Edward Lee – Monstersperma
Monstersperma

Verlag: Festa Verlag/ Festa Extrem
Seitenanzahl: 208
Format: Taschenbuch
ISBN: –
Preis: 12,99€
Bestellen könnt ihr es hier
Das Buch ist erst ab 18 Jahren!
Die Autorin:

Edward Lee (geboren 1957 in Washington, D. C.). Nach Stationen in der U.S. Army und als Polizist konzentrierte er sich lange Jahre darauf, vom Schreiben leben zu können. Während dieser Zeit arbeitete er als Nachtwächter im Sicherheitsdienst. 1997 konnte er seinen Traum endlich verwirklichen.
Er lebt heute in Florida und hat mehr als 45 Romane geschrieben, darunter den Horrorthriller Header, der 2009 verfilmt wurde. Er gilt als obszöner Provokateur und führender Autor des Extreme Horror.

Festa warnt ausdrücklich: Edward Lees Werke enthalten überzogene Darstellungen von sexueller Gewalt. Wer so etwas nicht mag, sollte die Finger davon lassen. Für Fans dagegen ist Edward Lee ein literarisches Genie. Er schreibt originell, verstörend und gewagt – seine Bücher sind ein echtes, aber schmutziges Erlebnis.

Inhalt:

Ann White steht eine abartige Woche bevor. Nur wenn sie die täglichen Bewährungsproben besteht, wird sie Mitglied der legendären Studentenverbindung Alpha-Haus. Aber dazu muss sie die bizarrsten Sexualpraktiken über sich ergehen lassen und die Späße des perversen Hausdieners überleben … Erst danach offenbart man ihr das okkulte Geheimnis, das sich hinter der Fassade des Colleges verbirgt – und für Ann geht der Schrecken erst los.

Meine Meinung:

Ich muss gestehen, dass ich mich nicht riesig auf den Extremband gefreut habe, weil mich der Titel schon abgeschreckt hat und ich überhaupt keine Ahnung hatte, was ich davon erwarten kann. Da mir Edward Lee in der letzten Zeit aber immer besser gefallen hat, dachte ich, ich wage mal ein Versuch und lasse mich auf die Geschichte ein.

Das Buch ist geschrieben aus der Sicht der Protagonistin Ann White. Sie ist übergewichtig und hat alles andere als gute Noten. Durch den Eintritt in die Studentenverbindung soll sich das ändern, denn die Mädels dort sind schlank und haben super Noten, kurz gesagt sie sind in allem erfolgreich. Um dort aber beitreten zu können, muss sie eine Menge über sich ergehen lassen.

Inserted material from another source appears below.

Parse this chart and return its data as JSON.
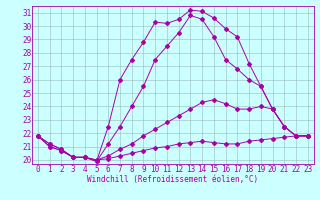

Das Buch ist ein typischer Edward Lee. Es beinhaltet vielen schwarzen Humor und viel Ekel. Der Titel des Buches passt auf jeden Fall wie die Faust aufs Auge, denn Sperma gibt es hier mehr als genug. Das ist auch der Ekelfaktor in dem Buch, denn Blut gibt es so gut wie gar nicht. Lee setzt hier eher auf andere Dinge, die das Buch aber nicht langweilig oder sogar seicht machen.

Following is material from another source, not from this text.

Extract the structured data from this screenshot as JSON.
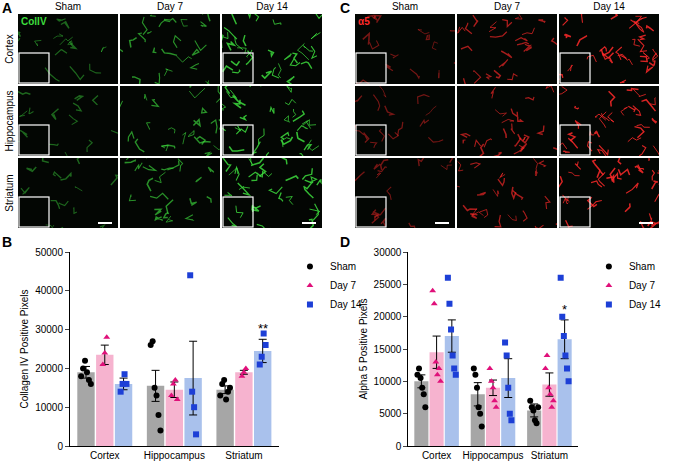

Die Idee hinter der Geschichte hat mir gut gefallen. Das man erst durch die Hölle gehen muss, um dann alles zu haben, fand ich klasse. Das Buch war auch an keiner Stelle langweilig oder ähnliches. Es hat echt viel Spaß gemacht, das Buch zu lesen.

Fazit:
“Monstersperma” ist ein klassischer Edward Lee. Er ist eklig und lustig. Ein MUSS für jeden Edward Lee Fan!